Deux arguments pèsent particulièrement dans sa démonstration, qui méritent considération.

La perception de la crise (ou la crainte de la montée de la pauvreté) a peut-être été plus forte que ses conséquences réelles en termes de revenus.  Certes, la pauvreté est loin d’être un phénomène seulement monétaire et l’on sait que, dans le domaine de l’éducation, la crise a creusé les inégalités. Dans d’autres domaines (santé, logement), elle en a révélé l’ampleur : ce constat peut avoir pesé sur notre perception de la pauvreté, que nous avons peut-être surestimée.

Surtout, la pauvreté a pu s’intensifier (le revenu des plus pauvres peut avoir baissé) sans pour autant que le nombre des personnes dépassant le seuil de pauvreté augmente. De fait, le seuil de pauvreté (60 % du revenu médian) est excessivement élevé (plus de 1100 euros pour une personne seule) et ne permet pas de cerner ni la pauvreté « réelle » ni son évolution. Cependant, la note de l’Insee affirme que non seulement le nombre de personnes pauvres n’aurait pas augmenté en 2020 mais que les inégalités elles-mêmes n’auraient pas augmenté : le ratio inter-déciles des revenus serait resté au même niveau que l’année d’avant. La note de l’Insee conduit donc à penser que l’intensité de la pauvreté n’a pas non plus augmenté.

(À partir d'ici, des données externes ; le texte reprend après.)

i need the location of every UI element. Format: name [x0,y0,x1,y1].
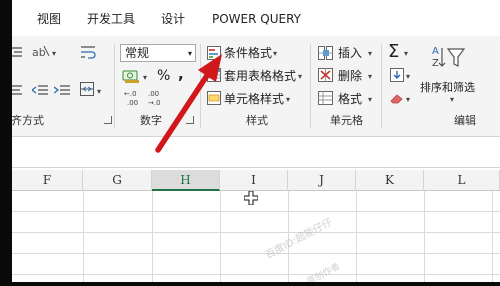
cells-group-label: 单元格 [330,114,363,127]
grid-line [0,232,500,233]
column-header-l[interactable]: L [424,170,500,191]
tab-view[interactable]: 视图 [37,12,61,26]
chevron-down-icon: ▾ [406,95,411,104]
grid-line [220,191,221,286]
grid-line [424,191,425,286]
insert-label: 插入 [338,46,363,60]
chevron-down-icon: ▾ [404,49,409,58]
chevron-down-icon[interactable]: ▾ [143,74,147,82]
conditional-formatting-label: 条件格式 [224,46,273,60]
chevron-down-icon: ▾ [406,72,411,81]
group-divider [114,44,115,128]
sort-filter-icon: A Z [432,46,466,69]
decrease-indent-icon[interactable] [32,84,48,96]
merge-center-icon[interactable] [80,82,94,96]
ribbon: ab ▾ ▾ 对齐方式 常规 ▾ ▾ % , ←.0 .00 .00 →.0 数… [0,36,500,136]
ribbon-tab-bar: 视图 开发工具 设计 POWER QUERY [0,0,500,36]
delete-label: 删除 [338,69,363,83]
group-divider [310,44,311,128]
chevron-down-icon[interactable]: ▾ [52,50,56,58]
grid-line [0,211,500,212]
column-header-j[interactable]: J [288,170,356,191]
svg-text:.00: .00 [127,99,138,106]
tab-power-query[interactable]: POWER QUERY [212,12,301,26]
chevron-down-icon: ▾ [368,49,373,58]
editing-group-label: 编辑 [454,114,476,127]
autosum-icon: Σ [388,41,400,62]
chevron-down-icon: ▾ [450,95,455,104]
chevron-down-icon: ▾ [368,95,373,104]
cell-cursor-icon [244,191,258,205]
wrap-text-icon[interactable] [80,44,96,60]
eraser-icon [390,94,403,104]
chevron-down-icon: ▾ [368,72,373,81]
column-header-i[interactable]: I [220,170,288,191]
frame-border [0,0,12,286]
column-header-row: F G H I J K L [0,170,500,191]
cell-styles-label: 单元格样式 [224,92,285,106]
chevron-down-icon: ▾ [298,72,303,81]
svg-text:A: A [432,46,439,57]
red-arrow-annotation [155,54,222,153]
group-divider [381,44,382,128]
format-as-table-label: 套用表格格式 [224,69,297,83]
fill-down-icon [390,68,404,82]
svg-text:←.0: ←.0 [124,90,137,98]
column-header-k[interactable]: K [356,170,424,191]
insert-cells-icon [318,46,333,60]
cell-grid[interactable] [0,191,500,286]
grid-line [0,274,500,275]
accounting-format-icon[interactable] [122,68,140,84]
tab-developer[interactable]: 开发工具 [87,12,135,26]
grid-line [0,253,500,254]
chevron-down-icon: ▾ [273,49,278,58]
grid-line [83,191,84,286]
dialog-launcher-icon[interactable] [104,116,112,124]
increase-indent-icon[interactable] [54,84,70,96]
formula-bar-area[interactable] [0,136,500,168]
svg-text:ab: ab [32,46,46,58]
format-label: 格式 [338,92,363,106]
styles-group-label: 样式 [246,114,268,127]
svg-text:Z: Z [432,58,439,69]
tab-design[interactable]: 设计 [161,12,185,26]
delete-cells-icon [318,68,333,82]
text-orientation-icon[interactable]: ab [32,44,50,58]
chevron-down-icon[interactable]: ▾ [97,88,101,96]
increase-decimal-icon[interactable]: ←.0 .00 [122,88,142,106]
frame-border [0,282,500,286]
grid-line [356,191,357,286]
grid-line [492,191,493,286]
sort-filter-label: 排序和筛选 [420,81,475,94]
column-header-g[interactable]: G [83,170,152,191]
chevron-down-icon: ▾ [286,95,291,104]
format-cells-icon [318,91,333,105]
column-header-h[interactable]: H [152,170,220,191]
column-header-f[interactable]: F [12,170,83,191]
number-format-value: 常规 [125,46,150,60]
grid-line [152,191,153,286]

Au final, l’étude comme son commentaire laissent un sentiment de malaise. Certes, l’Etat a versé beaucoup d’aides pour atténuer la perte de revenus professionnels. Pour autant, l’on a du mal à croire que les revenus des plus modestes, intérimaires et CDD devenus chômeurs faute de travail en entreprise, bénéficiaires du RSA sans petits jobs, entrepreneurs individuels sans débouchés n’en aient absolument pas souffert. Mais il faudra attendre un an pour le savoir.